En la audiencia general de este miércoles 23 de agosto, el Papa retoma el ciclo de catequesis dedicadas al tema del celo apostólico, reflexionando sobre la evangelización en el continente americano. Francisco ofrece a los fieles presentes en la audiencia general el testimonio de santo mexicano Juan Diego, a quien se le apareció la Virgen de Guadalupe haciendo llegar su mensaje a todo el Pueblo fiel de Dios.

La Virgen María se encarna en la vida de los pueblos

El Evangelio, afirma el Papa al iniciar su catequesis, había llegado al Nuevo Continente antes de la aparición mariana en Guadalupe, pero "había sido acompañado por intereses mundanos":

En lugar del camino de la inculturación, se había tomado con demasiada frecuencia el camino presuroso de implantar y e imponer modelos preestablecidos, faltando el respeto a los pueblos indígenas. La Virgen de Guadalupe, en cambio, aparece vestida con las prendas de los indígenas, habla su lengua, acoge y ama la cultura local.
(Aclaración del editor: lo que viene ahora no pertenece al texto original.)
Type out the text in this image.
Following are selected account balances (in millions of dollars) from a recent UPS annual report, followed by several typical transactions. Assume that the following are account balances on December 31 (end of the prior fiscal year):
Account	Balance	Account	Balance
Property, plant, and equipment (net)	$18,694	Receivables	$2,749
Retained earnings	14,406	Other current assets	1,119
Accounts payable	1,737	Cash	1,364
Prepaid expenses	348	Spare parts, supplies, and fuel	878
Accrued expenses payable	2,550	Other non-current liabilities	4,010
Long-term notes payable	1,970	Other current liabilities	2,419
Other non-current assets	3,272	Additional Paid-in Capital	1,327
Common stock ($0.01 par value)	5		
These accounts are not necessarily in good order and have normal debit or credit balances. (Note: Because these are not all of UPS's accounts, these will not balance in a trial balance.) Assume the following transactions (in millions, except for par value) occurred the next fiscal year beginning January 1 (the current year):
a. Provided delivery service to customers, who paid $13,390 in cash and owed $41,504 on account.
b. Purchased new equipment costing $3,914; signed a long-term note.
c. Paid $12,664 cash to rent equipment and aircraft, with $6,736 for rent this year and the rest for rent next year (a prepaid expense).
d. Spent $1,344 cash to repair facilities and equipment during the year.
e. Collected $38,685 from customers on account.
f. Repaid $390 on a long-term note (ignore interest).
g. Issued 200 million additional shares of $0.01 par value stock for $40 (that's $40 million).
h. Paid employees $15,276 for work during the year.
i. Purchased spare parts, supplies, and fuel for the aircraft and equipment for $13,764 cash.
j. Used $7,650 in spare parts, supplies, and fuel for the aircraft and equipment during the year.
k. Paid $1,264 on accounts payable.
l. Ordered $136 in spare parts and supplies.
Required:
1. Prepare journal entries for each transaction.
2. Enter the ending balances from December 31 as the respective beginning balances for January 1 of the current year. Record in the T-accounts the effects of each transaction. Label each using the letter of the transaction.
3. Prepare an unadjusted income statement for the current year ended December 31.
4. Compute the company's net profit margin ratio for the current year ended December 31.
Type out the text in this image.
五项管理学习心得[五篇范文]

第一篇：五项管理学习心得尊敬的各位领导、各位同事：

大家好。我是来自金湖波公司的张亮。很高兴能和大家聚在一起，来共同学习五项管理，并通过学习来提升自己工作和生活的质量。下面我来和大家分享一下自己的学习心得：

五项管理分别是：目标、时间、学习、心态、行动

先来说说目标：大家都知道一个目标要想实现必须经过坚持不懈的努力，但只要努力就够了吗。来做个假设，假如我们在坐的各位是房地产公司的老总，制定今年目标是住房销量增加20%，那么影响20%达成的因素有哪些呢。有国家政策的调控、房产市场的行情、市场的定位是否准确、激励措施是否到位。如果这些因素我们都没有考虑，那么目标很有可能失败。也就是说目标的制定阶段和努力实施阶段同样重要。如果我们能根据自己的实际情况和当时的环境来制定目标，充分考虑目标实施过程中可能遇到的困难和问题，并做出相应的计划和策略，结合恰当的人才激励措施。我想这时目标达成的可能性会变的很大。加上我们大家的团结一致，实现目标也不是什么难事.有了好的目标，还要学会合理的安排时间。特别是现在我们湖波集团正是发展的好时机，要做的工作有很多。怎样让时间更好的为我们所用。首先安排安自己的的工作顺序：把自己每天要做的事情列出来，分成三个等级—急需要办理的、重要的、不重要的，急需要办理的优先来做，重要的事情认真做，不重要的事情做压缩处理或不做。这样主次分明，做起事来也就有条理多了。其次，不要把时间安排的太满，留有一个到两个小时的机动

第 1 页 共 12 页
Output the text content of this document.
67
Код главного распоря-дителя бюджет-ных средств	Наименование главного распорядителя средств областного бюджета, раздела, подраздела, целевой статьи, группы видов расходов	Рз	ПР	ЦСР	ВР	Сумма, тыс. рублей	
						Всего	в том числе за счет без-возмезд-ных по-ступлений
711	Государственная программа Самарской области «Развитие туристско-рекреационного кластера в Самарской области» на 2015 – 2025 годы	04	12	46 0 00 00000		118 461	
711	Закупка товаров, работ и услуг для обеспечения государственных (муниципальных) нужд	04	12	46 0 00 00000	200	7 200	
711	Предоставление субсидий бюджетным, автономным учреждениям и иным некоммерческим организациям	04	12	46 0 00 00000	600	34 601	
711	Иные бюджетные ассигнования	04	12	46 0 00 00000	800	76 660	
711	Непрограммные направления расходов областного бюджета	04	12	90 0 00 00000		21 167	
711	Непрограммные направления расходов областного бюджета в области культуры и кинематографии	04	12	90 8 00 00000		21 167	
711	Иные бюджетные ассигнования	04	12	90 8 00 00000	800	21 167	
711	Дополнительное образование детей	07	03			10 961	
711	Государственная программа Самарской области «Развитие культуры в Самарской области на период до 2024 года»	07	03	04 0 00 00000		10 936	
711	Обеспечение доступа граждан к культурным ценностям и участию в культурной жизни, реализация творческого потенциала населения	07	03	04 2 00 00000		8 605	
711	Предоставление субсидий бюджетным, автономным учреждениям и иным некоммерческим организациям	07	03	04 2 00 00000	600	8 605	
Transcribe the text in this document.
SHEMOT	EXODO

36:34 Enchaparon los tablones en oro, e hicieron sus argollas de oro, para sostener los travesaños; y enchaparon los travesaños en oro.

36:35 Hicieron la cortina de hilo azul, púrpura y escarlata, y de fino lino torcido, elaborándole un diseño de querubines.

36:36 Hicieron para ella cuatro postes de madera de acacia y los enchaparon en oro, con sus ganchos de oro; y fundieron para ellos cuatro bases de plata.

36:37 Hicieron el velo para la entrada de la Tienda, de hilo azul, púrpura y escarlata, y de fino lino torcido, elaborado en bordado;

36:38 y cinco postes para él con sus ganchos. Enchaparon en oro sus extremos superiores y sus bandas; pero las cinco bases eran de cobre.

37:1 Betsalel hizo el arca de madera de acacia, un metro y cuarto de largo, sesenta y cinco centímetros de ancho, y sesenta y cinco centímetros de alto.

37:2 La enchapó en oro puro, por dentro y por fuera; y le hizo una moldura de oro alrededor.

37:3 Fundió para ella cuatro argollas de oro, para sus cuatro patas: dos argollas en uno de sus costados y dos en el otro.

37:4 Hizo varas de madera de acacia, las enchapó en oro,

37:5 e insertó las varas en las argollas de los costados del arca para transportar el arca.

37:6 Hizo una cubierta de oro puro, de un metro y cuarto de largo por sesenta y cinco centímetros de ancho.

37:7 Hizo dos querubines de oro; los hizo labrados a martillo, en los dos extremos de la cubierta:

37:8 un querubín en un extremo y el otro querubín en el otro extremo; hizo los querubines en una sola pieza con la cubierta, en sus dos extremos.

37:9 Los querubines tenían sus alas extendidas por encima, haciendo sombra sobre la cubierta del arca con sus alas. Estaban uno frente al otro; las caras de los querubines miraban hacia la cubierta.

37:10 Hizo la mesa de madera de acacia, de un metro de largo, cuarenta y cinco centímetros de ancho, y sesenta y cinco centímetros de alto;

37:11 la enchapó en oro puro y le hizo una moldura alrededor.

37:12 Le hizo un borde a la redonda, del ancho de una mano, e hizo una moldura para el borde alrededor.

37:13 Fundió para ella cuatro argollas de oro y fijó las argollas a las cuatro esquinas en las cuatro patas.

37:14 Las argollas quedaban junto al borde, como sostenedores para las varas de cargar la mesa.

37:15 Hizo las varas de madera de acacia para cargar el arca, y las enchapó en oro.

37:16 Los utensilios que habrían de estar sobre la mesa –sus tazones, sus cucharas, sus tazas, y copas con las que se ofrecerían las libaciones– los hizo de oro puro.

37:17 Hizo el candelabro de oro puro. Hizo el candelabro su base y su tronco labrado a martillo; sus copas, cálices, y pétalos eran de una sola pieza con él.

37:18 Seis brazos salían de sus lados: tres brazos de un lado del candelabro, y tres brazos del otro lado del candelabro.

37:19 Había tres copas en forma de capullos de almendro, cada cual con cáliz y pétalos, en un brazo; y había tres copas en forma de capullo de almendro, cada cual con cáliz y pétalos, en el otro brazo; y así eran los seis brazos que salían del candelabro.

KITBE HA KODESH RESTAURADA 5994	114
Juan Diego, una persona humilde

El Papa observa que el Evangelio se transmite en la lengua materna, la más adecuada para ser comprendida por la gente, y aprovecha para agradecer a las madres y a las abuelas que son las primeras anunciadoras de la fe hijos y nietos. A continuación, describe la figura de San Juan Diego diciendo:

Era una persona humilde, un indio del pueblo: en él se posó la mirada de Dios, que ama hacer maravillas a través de los pequeños.

El anuncio requiere constancia y paciencia

A continuación, relata la extraordinaria historia vivida por Juan Diego, que comenzó en diciembre de 1531, a la edad de 55 años. Un día, durante un viaje, el hombre ve en un cerro a la Madre de Dios, que le llama "mi hijito amado Juanito" y le invita a presentarse ante el obispo para pedirle que construya un templo en aquel lugar. Varias veces tiene que volver a hablar con el obispo porque al principio no le creen y varias veces María le consuela y le anima. Francisco subraya:

He aquí la fatiga, la prueba del anuncio: a pesar del celo, llega lo inesperado, a veces de la misma Iglesia. Para anunciar, en efecto, no basta dar testimonio del bien, es necesario saber soportar el mal. No lo olvidemos: para anunciar el Evangelio no basta con dar testimonio del bien, sino que hay que saber soportar el mal. El cristiano hace el bien, pero soporta el mal. Ambas cosas van juntas; la vida es así. Incluso hoy, en tantos lugares inculturar el Evangelio y evangelizar las culturas requiere perseverancia y paciencia, requiere no temer el conflicto, no desfallecer. Estoy pensando en un país donde los cristianos son perseguidos, porque son cristianos y no pueden hacer su religión bien y en paz.

Las sorpresas de Dios

Para poder creer a Juan Diego y cumplir su petición, el obispo pide una señal, la Virgen le anima diciéndole: "¿No estoy yo aquí, que soy tu madre?".

Es hermoso, esto, la Virgen muchas veces cuando estamos en la desolación, en la tristeza, en la dificultad, también nos lo dice a nosotros, en el corazón: "¿No estoy yo aquí, que soy tu madre?" Siempre cerca para consolarnos y darnos fuerzas para seguir adelante.

Y es la misma Virgen quien invita al indio a recoger flores en lo alto de la colina y a dárselas, llevándolas en su manto, al obispo:

Y he aquí: en la tela del manto aparece la imagen de Nuestra Señora, aquella extraordinaria y viva que conocemos, en cuyos ojos aún están impresos los protagonistas de aquel tiempo. He aquí la sorpresa de Dios: cuando hay voluntad y obediencia, Él puede realizar algo inesperado, en tiempos y modos que no podemos prever.

Los santuarios oasis de consuelo y misericordia

Así se construye el santuario y Juan Diego dedica su vida a acoger a los peregrinos y a evangelizarlos. Y el Papa concluye:

Esto es lo que sucede en los santuarios marianos, meta de peregrinación y lugar de anuncio, donde todos se sienten como en casa (...). Allí se acoge la fe de modo sencillo, se acoge la fe de modo auténtico, de modo popular, y la Virgen, como dijo a Juan Diego, escucha nuestros llantos y cura nuestras penas. Aprendamos esto: cuando hay dificultades en la vida, acudamos a la Madre; y cuando la vida es feliz, acudamos a la Madre -también- para compartirlo. Necesitamos acudir a estos oasis de consuelo y de misericordia, donde la fe se expresa en lenguaje materno; donde depositamos las fatigas de la vida en los brazos de la Virgen y volvemos a la vida con paz en el corazón, tal vez con la paz de los hijos.